Stefano Fassina, deputato di Leu, è intervenuto su Radio Cusano Campus e sulla situazione nel PD dopo le dimissioni di Zingaretti ha detto: “Quello che pensavo del Pd l’ho praticato subito dopo l’arrivo di Renzi, dimettendomi da viceministro ed uscendo dal Pd quanto aveva oltre il 40%. Era evidente che quel partito non aveva più come obiettivo la rappresentanza di quegli interessi di popolo per i quali la sinistra è nata. Tuttavia il problema non è stato l’arrivo dei democristiani, il problema sta anche negli eredi della tradizione comunista, in particolare Veltroni”.
“Il Pd nasce con un impianto blairiano, quando il blairismo stava già finendo. E’ riduttivo prendersela con l’arrivo degli ex democristiani. Si sono incontrati due filoni politico-culturali che erano largamente spompati e non hanno prodotto una sintesi capace di innovazione e di misurarsi con la sfida. E’ venuto fuori un insieme che portava in Italia un pensiero completamente subalterno al liberismo che è stato utile solo per galleggiare e rimanere al governo. Adesso potrebbe esserci una svolta con il messaggio dato da Zingaretti, ma non è detto che sia così, potrebbe anche rimanere un partito del 15-20% che rappresenta fasce benestanti e che in una prospettiva centrista si mette insieme a Italia viva, a Calenda, alla Lega che ha riscoperto la sua anima europeista e magari fanno insieme un grande centro. Non è affatto detto che il Pd recepisca il messaggio delle dimissioni di Zingaretti e decida di aprire una riflessione interna ed uscire dal recinto. Il rapporto con le periferie non è un problema che riguarda soltanto il PD, ma tutta la sinistra storica europea ed è dipeso dal fatto che le forze socialdemocratiche, socialiste, laburiste hanno assunto dopo l’89 quell’impianto liberista che vuol dire difesa degli interessi più forti. Il governo Draghi è un acceleratore perché fa cadere alcuni alibi. Per un lungo periodo anche il PD si è dato un’identità riflessa in quanto contrapposta ai sovranisti, agli antieuropeisti, ai fascisti.

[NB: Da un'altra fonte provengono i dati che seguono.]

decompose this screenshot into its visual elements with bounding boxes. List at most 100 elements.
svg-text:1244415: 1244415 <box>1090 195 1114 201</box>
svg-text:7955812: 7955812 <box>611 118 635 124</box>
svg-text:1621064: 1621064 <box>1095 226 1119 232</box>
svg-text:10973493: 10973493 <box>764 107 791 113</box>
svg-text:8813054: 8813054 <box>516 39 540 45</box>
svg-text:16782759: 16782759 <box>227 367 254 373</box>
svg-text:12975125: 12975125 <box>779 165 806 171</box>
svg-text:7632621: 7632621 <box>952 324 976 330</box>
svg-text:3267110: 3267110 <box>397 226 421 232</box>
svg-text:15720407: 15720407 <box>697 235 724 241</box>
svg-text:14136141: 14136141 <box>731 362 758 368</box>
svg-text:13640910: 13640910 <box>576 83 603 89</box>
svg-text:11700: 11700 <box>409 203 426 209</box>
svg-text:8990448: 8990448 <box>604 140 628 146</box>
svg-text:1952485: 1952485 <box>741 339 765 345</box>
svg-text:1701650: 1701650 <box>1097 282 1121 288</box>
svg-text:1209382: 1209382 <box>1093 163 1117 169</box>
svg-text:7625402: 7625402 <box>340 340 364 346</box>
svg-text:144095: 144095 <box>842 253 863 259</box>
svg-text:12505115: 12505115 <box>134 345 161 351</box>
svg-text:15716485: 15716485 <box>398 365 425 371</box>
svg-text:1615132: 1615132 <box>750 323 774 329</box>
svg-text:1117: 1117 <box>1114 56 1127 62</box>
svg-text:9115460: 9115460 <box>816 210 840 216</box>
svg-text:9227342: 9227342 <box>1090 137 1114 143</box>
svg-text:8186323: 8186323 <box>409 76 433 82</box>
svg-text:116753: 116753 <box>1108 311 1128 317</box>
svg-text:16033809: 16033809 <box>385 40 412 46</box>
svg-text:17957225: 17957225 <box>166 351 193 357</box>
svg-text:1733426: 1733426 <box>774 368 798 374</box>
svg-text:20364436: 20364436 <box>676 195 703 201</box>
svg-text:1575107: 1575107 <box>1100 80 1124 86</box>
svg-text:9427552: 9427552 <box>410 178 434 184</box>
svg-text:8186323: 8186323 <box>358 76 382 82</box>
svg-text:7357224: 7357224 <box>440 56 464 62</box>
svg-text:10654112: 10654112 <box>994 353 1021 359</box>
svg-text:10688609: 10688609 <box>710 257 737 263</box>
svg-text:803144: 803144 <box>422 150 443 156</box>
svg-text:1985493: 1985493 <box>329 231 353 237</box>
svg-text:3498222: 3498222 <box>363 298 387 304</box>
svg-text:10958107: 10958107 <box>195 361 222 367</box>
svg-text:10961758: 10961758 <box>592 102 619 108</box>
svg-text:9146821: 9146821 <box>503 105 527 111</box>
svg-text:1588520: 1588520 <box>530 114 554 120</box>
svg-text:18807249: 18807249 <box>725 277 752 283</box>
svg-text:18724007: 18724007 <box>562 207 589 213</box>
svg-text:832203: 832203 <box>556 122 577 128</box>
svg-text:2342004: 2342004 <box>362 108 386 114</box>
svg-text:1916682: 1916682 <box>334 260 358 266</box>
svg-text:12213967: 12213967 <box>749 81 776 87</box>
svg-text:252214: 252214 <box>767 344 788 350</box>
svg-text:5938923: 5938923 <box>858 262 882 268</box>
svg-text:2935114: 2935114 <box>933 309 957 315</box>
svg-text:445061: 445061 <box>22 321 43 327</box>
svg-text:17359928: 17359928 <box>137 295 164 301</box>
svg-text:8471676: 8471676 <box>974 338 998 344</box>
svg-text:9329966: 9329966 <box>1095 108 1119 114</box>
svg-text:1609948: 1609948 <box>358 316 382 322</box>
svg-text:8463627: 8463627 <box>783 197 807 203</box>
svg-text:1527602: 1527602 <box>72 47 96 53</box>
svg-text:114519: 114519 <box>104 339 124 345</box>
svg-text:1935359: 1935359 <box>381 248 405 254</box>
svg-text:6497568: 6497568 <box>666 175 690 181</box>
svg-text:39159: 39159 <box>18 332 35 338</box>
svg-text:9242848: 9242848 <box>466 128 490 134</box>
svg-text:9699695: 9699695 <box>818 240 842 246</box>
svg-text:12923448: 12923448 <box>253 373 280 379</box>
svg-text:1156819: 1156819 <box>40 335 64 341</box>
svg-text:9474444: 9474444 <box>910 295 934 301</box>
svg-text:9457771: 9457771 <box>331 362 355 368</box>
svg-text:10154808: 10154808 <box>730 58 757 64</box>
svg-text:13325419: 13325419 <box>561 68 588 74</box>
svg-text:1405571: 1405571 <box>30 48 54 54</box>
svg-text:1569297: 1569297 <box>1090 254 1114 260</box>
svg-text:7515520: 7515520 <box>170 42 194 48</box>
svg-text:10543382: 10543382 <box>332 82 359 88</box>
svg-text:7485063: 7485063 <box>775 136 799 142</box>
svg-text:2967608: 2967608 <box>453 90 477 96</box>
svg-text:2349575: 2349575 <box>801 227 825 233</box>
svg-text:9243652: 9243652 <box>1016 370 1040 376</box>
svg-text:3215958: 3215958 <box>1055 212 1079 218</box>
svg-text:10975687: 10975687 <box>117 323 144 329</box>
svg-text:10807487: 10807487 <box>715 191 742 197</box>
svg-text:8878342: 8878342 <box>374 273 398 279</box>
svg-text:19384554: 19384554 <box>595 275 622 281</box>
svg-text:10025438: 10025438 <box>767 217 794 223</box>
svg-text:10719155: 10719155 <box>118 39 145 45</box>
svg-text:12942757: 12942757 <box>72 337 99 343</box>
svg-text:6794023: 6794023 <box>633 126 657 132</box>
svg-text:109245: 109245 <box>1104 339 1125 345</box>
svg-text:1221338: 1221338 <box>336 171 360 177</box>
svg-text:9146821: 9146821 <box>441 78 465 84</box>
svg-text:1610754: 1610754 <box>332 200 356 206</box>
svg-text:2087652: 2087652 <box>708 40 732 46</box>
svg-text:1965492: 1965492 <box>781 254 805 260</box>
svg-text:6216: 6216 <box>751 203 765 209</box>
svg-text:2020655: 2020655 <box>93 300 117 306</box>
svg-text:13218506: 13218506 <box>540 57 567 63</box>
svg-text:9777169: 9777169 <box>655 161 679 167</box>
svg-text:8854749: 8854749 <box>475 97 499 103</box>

Il fatto di legittimare la Lega come alleato di governo, determina una messa a nudo della propria carente identità”.
Sulla scelta di Draghi di avvalersi della società di consulenza McKinsey per il Recovery Plan. “McKinsey è una delle più grandi società globali di consulenza che è sul campo da tanti anni ed è molto disponibile nei confronti di qualunque regime, l’importante è che paghi per la consulenza. Ovviamente, come tutte le società di consulenza, non è neutra, ha un’agenda liberista. Il Mef ha replicato alle nostre critiche sulla consulenza ridimensionandola come un semplice supporto tecnico per il Recovery Plan. Abbiamo bisogno di più chiarimenti. E’ stato crocifisso Conte per le task force, sarebbe davvero surreale se i tecnici chiamassero altri tecnici. Noi in Parlamento non sappiamo cosa sta succedendo, non sappiamo quale sia lo stato dell’arte sul Recovery Plan, oggi abbiamo l’audizione del ministro Franco e chiederemo se il governo intende escludere il Parlamento ed affidarsi alle società di consulenza. Dietro questa vicenda della consulenza c’è la questione fondamentale della funzione del Parlamento. Invito Draghi a fare attenzione perché un governo del presidente non supera la Costituzione, il Parlamento deve rimanere centrale per quanto riguarda le linee guida e gli indirizzi. Attenzione a scavalcare il Parlamento. Avremmo preferito che Draghi spiegasse qual è il percorso per arrivare alla definizione del Recovery Plan e il parlamento in quale misura è coinvolto. Vedo segnali preoccupanti che riguardano il governo e l’atteggiamento passivo di partiti che hanno dato una sorta di delega al governo. Uscito di scena Conte, diventa ancora più verticale il rapporto dell’esecutivo con il mondo fuori dai palazzi”.